Archive:DocsProject/Tools/PDFconversion

From FedoraProject

Revision as of 02:17, 22 February 2009 by Jjmcd (Talk | contribs)

(diff) ← Older revision | Latest revision (diff) | Newer revision → (diff)
Jump to: navigation, search

Contents

About PDF conversion

#!html
<div style="float: right">

File:DocsProject Tools PDFconversion WikiElements/Fedora_Wiki_Headers_0005_Fedora_Documentation.jpg

#!html
</div>

The DocsProject would like to be able to create PDF files of its docs. At the time of this writing, we are unable to do so directly from DocBook source, basically because of limitations of some FOSS tools.

Our requirements are: write documentation on the wiki, maintain it there and sync it regularly in Docbook in CVS, get translations through po-files and have PDFs.

We are looking for a fully FOSS toolchain.
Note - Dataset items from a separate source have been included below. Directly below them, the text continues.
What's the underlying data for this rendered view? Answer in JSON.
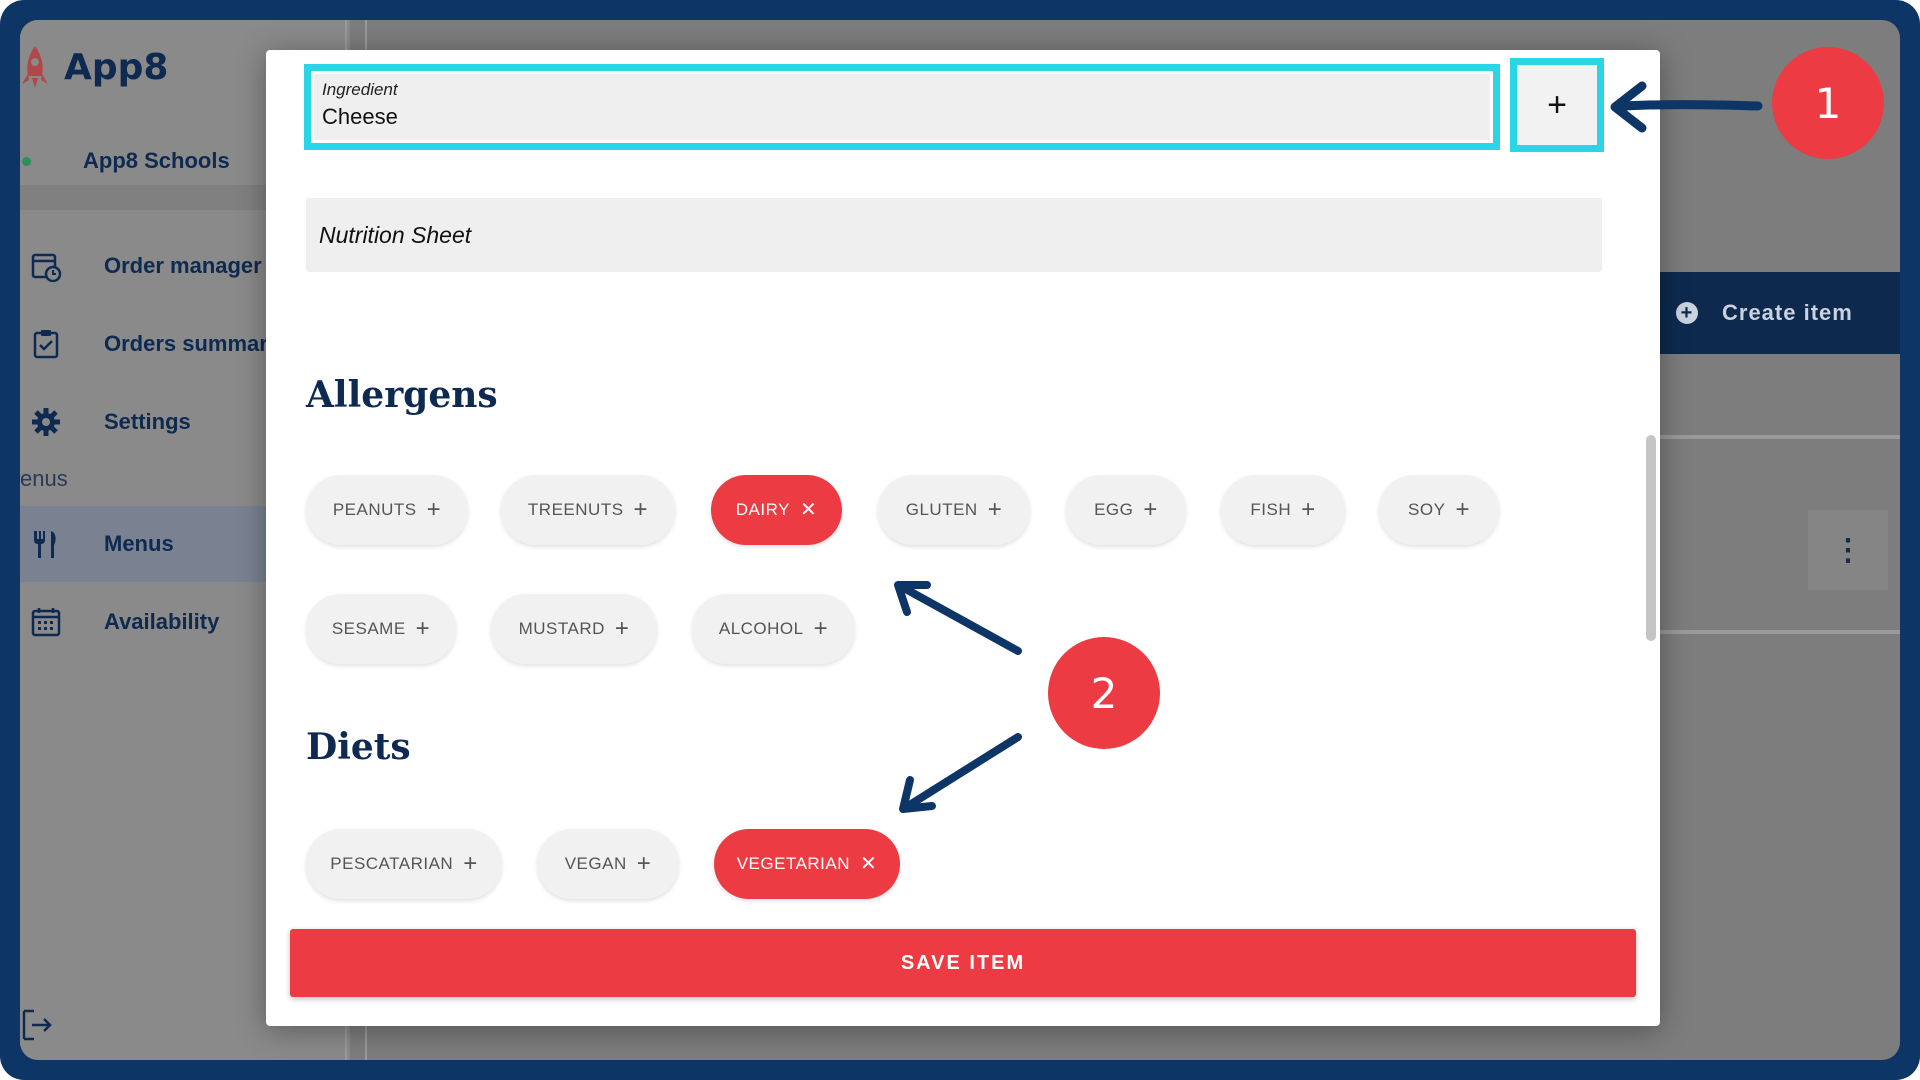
{
  "app": {
    "logo_text": "App8",
    "org_name": "App8 Schools",
    "nav": [
      {
        "label": "Order manager",
        "icon": "calendar-clock-icon"
      },
      {
        "label": "Orders summary",
        "icon": "clipboard-check-icon"
      },
      {
        "label": "Settings",
        "icon": "gear-icon"
      },
      {
        "label": "Menus",
        "icon": "fork-knife-icon",
        "active": true
      },
      {
        "label": "Availability",
        "icon": "calendar-icon"
      }
    ],
    "section_label": "enus",
    "create_item_label": "Create item",
    "kebab_symbol": "⋮"
  },
  "modal": {
    "ingredient": {
      "label": "Ingredient",
      "value": "Cheese",
      "add_symbol": "+"
    },
    "nutrition_label": "Nutrition Sheet",
    "allergens_title": "Allergens",
    "allergens": [
      {
        "label": "PEANUTS",
        "selected": false,
        "symbol": "+"
      },
      {
        "label": "TREENUTS",
        "selected": false,
        "symbol": "+"
      },
      {
        "label": "DAIRY",
        "selected": true,
        "symbol": "✕"
      },
      {
        "label": "GLUTEN",
        "selected": false,
        "symbol": "+"
      },
      {
        "label": "EGG",
        "selected": false,
        "symbol": "+"
      },
      {
        "label": "FISH",
        "selected": false,
        "symbol": "+"
      },
      {
        "label": "SOY",
        "selected": false,
        "symbol": "+"
      },
      {
        "label": "SESAME",
        "selected": false,
        "symbol": "+"
      },
      {
        "label": "MUSTARD",
        "selected": false,
        "symbol": "+"
      },
      {
        "label": "ALCOHOL",
        "selected": false,
        "symbol": "+"
      }
    ],
    "diets_title": "Diets",
    "diets": [
      {
        "label": "PESCATARIAN",
        "selected": false,
        "symbol": "+"
      },
      {
        "label": "VEGAN",
        "selected": false,
        "symbol": "+"
      },
      {
        "label": "VEGETARIAN",
        "selected": true,
        "symbol": "✕"
      }
    ],
    "save_label": "SAVE ITEM"
  },
  "annotations": {
    "badge1": "1",
    "badge2": "2"
  },
  "colors": {
    "frame": "#0d3566",
    "accent_red": "#ec3b42",
    "highlight_cyan": "#2ad5e6",
    "navy_text": "#0e2a50"
  }
}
Fedora is about FOSS software, nothing less.

[[TableOfContents(2)]

htmldoc

Probably the most easy way to create PDFs is by using htmldoc, which is already packaged in Fedora in the extras repository.

Here is an example to create a PDF of the Installation Guide:

make html-nochunks
htmldoc -t pdf14 -f "ig.pdf" --book fedora-install-guide-en_US.html

htmldoc has some limitations and the quality of the PDF is not very good. However, seeing other PDFs created with this tool (like their own manual for example) I believe that by fixing our HTML (and/or CSS) we can get much better results.
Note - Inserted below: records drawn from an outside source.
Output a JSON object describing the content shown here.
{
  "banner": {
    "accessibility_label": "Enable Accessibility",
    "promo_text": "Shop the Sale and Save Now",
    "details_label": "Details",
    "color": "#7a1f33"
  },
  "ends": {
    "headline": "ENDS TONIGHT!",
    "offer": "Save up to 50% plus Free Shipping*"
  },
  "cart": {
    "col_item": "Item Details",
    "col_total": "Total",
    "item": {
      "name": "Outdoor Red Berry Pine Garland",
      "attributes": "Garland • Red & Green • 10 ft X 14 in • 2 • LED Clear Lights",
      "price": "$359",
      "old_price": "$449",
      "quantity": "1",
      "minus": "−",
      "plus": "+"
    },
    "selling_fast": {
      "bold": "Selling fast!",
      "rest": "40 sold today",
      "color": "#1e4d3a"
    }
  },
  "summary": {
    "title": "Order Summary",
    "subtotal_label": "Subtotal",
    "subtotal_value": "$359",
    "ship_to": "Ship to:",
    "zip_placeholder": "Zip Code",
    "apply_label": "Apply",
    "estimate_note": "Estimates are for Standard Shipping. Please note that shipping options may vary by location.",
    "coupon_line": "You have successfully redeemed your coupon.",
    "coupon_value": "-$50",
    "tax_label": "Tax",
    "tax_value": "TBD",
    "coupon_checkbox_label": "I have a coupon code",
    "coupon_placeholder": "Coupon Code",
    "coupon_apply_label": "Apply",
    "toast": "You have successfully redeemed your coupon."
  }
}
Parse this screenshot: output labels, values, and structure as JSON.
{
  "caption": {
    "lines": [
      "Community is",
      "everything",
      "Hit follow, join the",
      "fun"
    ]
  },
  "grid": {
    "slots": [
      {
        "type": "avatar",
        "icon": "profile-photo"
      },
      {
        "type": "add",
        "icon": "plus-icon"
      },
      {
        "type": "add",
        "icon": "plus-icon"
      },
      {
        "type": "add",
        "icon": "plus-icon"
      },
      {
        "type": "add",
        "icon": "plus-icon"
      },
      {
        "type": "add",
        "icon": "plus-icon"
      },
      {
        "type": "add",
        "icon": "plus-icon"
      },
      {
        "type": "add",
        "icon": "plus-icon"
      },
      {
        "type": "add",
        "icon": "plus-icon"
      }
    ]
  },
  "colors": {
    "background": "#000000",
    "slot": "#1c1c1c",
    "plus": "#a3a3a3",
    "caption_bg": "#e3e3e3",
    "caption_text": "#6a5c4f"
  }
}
It also supports some HTML tags that can control the output (see the html reference ).

Tips

  • htmldoc and Unicode are not very good friends, so you might want to strip out any strange characters before the conversion: iconv -c -f utf-8 -t iso-8859-1 fedora-install-guide-en_US.html > IG-iso.html.
  • See the attachments for a .book file and a sample PDF file of the IG. The .book file that can be run with the --batch command-line option.

TODO

  • Study the effect on feeding multiple chapter-like HTML pages to htmldoc instead of the no-chunks file. This is the recommended way from the creators.
  • Create custom make rules that are better for this process (eg. do NOT create a table-of-contents or use CSS)
  • Create some regexxes that fix up our HTML (for example, to include a before every chapter
  • Integrate it into our toolchain
  • Study how htmldoc behaves with CSS (does it?)
  • Combine many nochunks files for a big guide?

WikiPublisher

WikiPublisher is an extension to PmWiki. It supports collaborative creation of print documents which draw their content from wiki web pages. In fact any web page able to be reformulated as wikibook XML can be composed into a print-friendly PDF document.
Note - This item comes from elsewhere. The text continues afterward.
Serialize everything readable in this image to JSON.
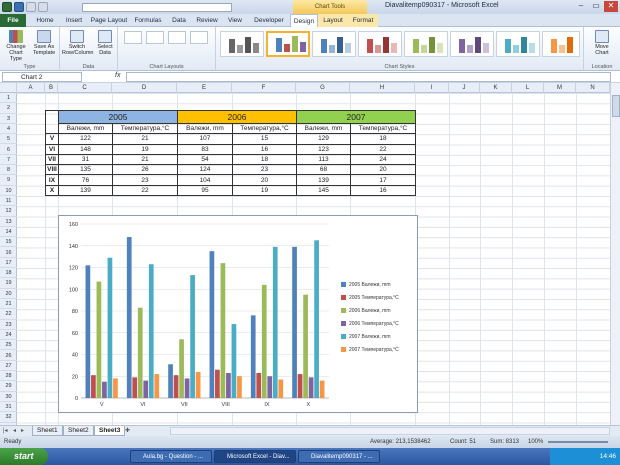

It's basically a plugin for 'pmwiki' that outputs a 'WikiBook XML' and a server that converts this syntax to PDF. This allows to ouput a PDF from any wiki page *and* create whole books based on inter-wiki links. You can try this at their page by clicking Typeset book .

The server is written in Perl and uses Latex to do the job. To use it, we'd need to write a plugin for MoinMoin to export to the Wikibook XML and run the server.


Apache FOP

One of the tracks is to use Apache FOP for the PDF creation, which currently requires non-FOSS tools to render PNG images. An alternative one is to use xmlroff, but it has its limitations too.

JPackage provides packages of some useful tools. Instructions on how to setup the yum repository can be found at [1] .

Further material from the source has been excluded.